Segfault when preloading scuda client libscuda_12.2.so even though the server is running
There is always an Segmentation Fault when preloading the client at ../libscuda_12.2.so whether local or remote, also the SCUDA_SERVER ip is set correctly as you can see.
root@cuda-gpu-worker6-scuda:/home/ubuntu/scuda/deploy# ./start.sh torch ../libscuda_12.2.so Connecting to SCUDA server at: localhost:14833 Using scuda binary at path: ../libscuda_12.2.so Running torch example... ./start.sh: line 23: 348232 Segmentation fault (core dumped) LD_PRELOAD="$libscuda_path" python3 -c "import torch; print('CUDA Available:', torch.cuda.is_available())"

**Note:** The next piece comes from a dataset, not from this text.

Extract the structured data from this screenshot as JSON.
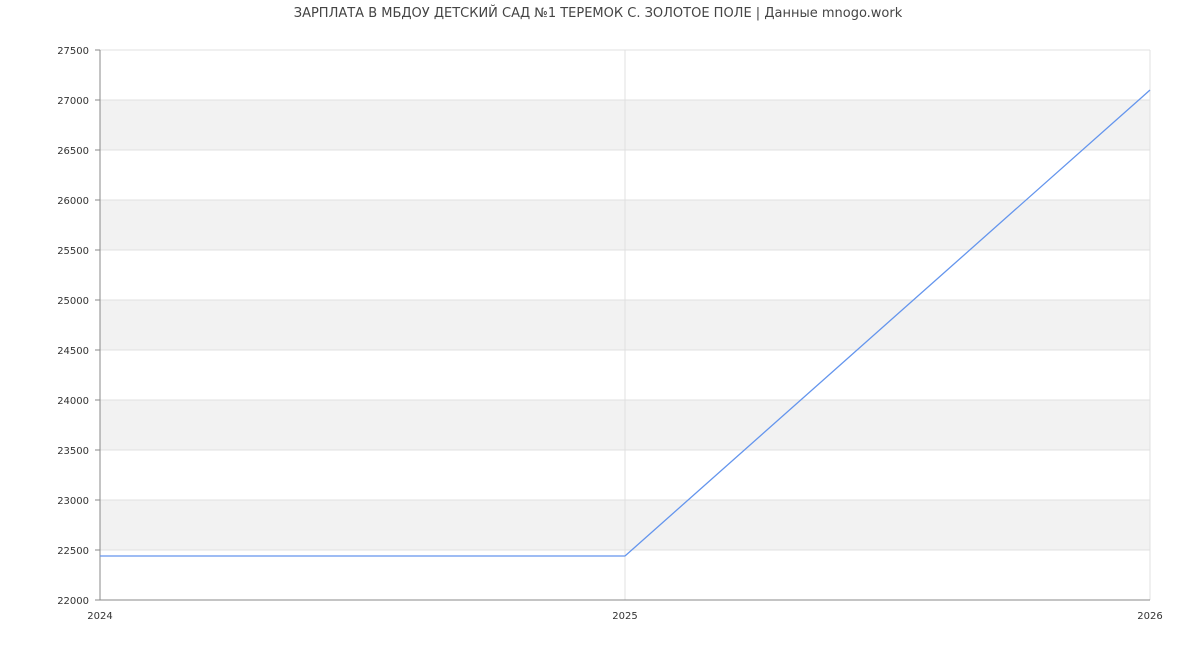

Seeing the same segfault here. Fresh build, with git clone today, 4/19/2025, using deb 11.10, cmake version 3.18.4, kern 5.10.0-32-amd64 #1 SMP Debian 5.10.223-1 , cuda dev libs 12.6-whatever, etc.
Runtime output:
~/scuda$ LD_PRELOAD=./libscuda_12.6.so strace -f -p nvidia-smi Segmentation fault
Note, we don't even get to a single system call, as the binary just segfaults before anything useful can happen.
Kernel log:
[4237863.147664] libscuda_12.6.s[929557]: segfault at 2 ip 0000000000000002 sp 00007ffd9679f7b8 error 14 in libscuda_12.6.so[7f87d2764000+31000] [4237863.147671] Code: Unable to access opcode bytes at RIP 0xffffffffffffffd8.
Server side seems to run, actually listens:
Proto Recv-Q Send-Q Local Address Foreign Address State PID/Program name
tcp 0 0 0.0.0.0:14833 0.0.0.0:* LISTEN 624644/./server_12.
So... that seems fine.
Help?
Encountered the same problem, has anyone solved this problem?
Encountered the same problem, has anyone solved this problem?
Encountered the same problem, has anyone solved this problem?
Reinstalling the system can solve this problem......
Encountered the same problem, has anyone solved this problem?